EUROPE Son président Jean-Claude Trichet l'a annoncé jeudi...

Thibaut Schepman

— 

Jean-Claude Trichet, président de la banque centrale européenne (BCE) lors d'une conférence de presse à Francfort (Allemagne) le 2 décembre 2010
Jean-Claude Trichet, président de la banque centrale européenne (BCE) lors d'une conférence de presse à Francfort (Allemagne) le 2 décembre 2010 — AFP PHOTO / ARNE DEDERT

La Banque centrale européenne (BCE) va continuer à prêter aux Etats qui peinent à se financer sur les marchés, comme elle l’a fait pour la Grèce et l’Irlande depuis plusieurs mois. C’est ce qu’a annoncé Jean-Claude Trichet jeudi, à l'issue de la réunion du conseil des gouverneurs.

L’institution basée à Francfort ne laissera donc pas tomber les Etats en difficulté. Pour autant, elle ne leur accorde pas de blanc-seing, alors que les rumeurs annonçaient depuis plusieurs jours une accélération des dispositifs et un rachat massif de dettes publiques par la BCE. L’institution n’a finalement fixé aucun montant ni aucun délai pour ces rachats.

La BCE réagit ainsi à la crise qui touche actuellement la zone euro, mais ne cède à la panique des marchés, qui semble aux yeux de la plupart des économistes largement disproportionnée

>>> Que pensent les économistes de la panique des marchés au sujet de la zone euro? La réponse à lire ici… 

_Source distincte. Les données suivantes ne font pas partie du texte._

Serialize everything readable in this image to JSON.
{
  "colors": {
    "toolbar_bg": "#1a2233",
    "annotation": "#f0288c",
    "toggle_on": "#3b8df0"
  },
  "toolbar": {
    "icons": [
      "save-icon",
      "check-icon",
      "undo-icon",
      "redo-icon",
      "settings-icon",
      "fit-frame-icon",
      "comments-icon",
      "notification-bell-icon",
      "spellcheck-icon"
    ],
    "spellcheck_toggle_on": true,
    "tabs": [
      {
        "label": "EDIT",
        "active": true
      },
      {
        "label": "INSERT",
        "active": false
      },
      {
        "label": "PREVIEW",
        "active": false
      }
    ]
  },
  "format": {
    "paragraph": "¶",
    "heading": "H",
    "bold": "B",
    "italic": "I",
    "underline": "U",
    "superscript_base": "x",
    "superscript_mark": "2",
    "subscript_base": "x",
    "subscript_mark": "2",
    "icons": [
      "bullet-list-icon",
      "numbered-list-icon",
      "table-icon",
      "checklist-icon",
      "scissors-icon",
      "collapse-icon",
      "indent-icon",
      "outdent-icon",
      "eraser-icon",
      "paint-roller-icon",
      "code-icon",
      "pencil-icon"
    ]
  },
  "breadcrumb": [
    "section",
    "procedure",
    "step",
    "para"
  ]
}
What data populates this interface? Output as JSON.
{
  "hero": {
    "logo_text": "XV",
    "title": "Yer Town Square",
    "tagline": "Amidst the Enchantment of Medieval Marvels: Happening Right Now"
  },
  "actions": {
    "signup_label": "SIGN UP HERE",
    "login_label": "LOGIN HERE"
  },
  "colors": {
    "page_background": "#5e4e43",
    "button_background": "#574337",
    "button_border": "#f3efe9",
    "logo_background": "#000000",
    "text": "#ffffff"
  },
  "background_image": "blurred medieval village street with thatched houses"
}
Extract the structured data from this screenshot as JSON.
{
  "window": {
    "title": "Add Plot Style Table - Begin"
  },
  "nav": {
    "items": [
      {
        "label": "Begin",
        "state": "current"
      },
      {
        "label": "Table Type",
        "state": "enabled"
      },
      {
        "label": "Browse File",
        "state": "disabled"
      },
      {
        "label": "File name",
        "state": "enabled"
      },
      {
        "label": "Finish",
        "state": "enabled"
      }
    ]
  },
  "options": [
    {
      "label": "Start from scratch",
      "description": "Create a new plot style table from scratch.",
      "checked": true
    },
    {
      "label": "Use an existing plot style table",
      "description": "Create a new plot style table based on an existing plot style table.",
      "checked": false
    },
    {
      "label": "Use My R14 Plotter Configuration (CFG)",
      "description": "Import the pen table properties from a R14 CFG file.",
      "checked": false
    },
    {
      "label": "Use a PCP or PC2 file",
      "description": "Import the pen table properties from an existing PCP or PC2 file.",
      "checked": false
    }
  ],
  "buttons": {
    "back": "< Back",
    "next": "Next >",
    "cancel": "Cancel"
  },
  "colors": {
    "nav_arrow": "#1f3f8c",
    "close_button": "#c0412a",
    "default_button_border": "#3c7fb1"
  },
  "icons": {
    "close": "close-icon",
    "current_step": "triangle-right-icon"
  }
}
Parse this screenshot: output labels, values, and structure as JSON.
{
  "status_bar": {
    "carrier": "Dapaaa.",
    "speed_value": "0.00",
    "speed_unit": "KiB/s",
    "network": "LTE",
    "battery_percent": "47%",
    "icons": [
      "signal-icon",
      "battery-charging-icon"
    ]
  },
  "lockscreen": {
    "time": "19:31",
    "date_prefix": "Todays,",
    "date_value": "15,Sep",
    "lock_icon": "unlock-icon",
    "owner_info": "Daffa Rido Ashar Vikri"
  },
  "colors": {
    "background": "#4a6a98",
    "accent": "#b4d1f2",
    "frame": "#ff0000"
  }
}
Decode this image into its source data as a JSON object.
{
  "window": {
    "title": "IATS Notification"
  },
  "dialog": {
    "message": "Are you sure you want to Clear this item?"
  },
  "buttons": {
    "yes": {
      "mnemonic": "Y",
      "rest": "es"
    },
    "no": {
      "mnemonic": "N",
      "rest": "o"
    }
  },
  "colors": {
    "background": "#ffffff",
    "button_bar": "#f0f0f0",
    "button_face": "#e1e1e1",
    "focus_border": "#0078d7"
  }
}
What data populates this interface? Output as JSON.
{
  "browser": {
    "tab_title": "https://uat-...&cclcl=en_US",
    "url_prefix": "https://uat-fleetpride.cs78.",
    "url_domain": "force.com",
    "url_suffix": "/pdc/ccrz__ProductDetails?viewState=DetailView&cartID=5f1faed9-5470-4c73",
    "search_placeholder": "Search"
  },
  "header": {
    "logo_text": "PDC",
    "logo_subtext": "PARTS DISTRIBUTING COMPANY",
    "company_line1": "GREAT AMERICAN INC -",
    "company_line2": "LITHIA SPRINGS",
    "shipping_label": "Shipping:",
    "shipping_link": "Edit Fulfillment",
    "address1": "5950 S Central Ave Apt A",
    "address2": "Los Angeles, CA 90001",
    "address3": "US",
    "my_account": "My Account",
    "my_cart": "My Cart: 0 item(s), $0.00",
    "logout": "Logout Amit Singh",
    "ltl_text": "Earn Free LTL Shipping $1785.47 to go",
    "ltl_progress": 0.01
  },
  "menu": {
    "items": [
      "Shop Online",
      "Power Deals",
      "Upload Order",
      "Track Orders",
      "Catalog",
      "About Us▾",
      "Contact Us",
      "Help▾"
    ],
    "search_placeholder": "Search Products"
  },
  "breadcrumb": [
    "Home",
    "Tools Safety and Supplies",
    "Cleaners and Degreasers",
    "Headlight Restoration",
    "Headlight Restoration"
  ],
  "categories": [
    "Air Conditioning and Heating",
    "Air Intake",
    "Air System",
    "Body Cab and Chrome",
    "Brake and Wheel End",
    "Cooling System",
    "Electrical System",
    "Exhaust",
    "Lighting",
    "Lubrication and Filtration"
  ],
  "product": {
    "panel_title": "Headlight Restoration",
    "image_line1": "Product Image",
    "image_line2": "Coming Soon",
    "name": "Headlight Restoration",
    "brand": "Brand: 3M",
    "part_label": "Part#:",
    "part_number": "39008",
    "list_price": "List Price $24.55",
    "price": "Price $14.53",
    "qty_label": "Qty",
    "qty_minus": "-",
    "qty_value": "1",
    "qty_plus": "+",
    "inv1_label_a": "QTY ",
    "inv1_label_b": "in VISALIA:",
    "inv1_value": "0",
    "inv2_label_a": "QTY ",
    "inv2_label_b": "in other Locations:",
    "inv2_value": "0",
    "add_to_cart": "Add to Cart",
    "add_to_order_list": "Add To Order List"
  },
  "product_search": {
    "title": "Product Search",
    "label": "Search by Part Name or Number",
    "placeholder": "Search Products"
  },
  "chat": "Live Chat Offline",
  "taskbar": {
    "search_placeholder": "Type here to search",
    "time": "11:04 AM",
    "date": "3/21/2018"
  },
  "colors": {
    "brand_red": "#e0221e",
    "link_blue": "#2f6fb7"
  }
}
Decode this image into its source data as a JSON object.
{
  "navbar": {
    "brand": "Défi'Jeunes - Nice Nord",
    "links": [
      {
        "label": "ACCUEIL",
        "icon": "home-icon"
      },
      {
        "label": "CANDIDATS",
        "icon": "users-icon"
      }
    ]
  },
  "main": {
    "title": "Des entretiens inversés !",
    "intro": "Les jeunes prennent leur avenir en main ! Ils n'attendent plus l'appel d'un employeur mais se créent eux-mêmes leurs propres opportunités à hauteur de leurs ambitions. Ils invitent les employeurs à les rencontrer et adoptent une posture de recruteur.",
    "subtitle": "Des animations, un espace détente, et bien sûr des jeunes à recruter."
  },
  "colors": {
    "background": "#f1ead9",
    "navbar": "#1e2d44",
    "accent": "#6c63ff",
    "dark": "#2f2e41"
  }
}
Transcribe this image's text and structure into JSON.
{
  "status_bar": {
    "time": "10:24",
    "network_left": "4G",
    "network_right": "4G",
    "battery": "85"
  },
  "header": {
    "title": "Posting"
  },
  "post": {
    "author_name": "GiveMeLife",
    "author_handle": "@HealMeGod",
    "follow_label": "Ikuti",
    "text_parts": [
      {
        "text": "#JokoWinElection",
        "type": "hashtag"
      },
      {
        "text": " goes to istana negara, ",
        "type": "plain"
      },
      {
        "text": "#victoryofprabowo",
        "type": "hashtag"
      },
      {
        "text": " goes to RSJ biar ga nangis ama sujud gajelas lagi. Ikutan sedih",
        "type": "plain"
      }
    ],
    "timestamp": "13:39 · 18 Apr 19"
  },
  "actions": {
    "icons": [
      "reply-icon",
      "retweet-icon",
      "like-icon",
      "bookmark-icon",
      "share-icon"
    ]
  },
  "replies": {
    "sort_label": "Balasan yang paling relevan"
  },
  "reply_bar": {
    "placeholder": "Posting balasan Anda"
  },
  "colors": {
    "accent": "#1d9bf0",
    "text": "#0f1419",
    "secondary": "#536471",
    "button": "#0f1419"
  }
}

Jean-Claude Trichet a également rappelé que ces rachats ne correspondaient pas à un «assouplissement quantitatif». Traduction: contrairement aux Etats-Unis , l’Europe ne fera pas tourner la planche à billet pour réaliser ces prêts. Ainsi, les 67 milliards de prêts aux Etats sous formes de dettes publiques depuis le début de la crise ont était réalisés avec de l’argent déjà émis sur le marché. Et les prochaines sommes prêtées le seront également.

Soutien aux banques maintenu

Les mesures d’aide exceptionnelles aux banques vont également être maintenues. La banque centrale va en fait continuer à prêter sans limite et à taux fixe aux banques qui le souhaitent, et ce jusqu’à avril prochain.

«Sur la base de son habituelle analyse économique et monétaire, le conseil des gouverneurs a confirmé que les taux d'intérêt actuels de la BCE sont à un niveau approprié», a enfin précisé Jean-Claude Trichet. Cette dernière décision était elle plus attendue. En gardant son taux directeur inchangé à 1% - son plus bas historique- elle va donc continuer à injecter de l’argent à bas coût, afin de tenter de relancer l’économie.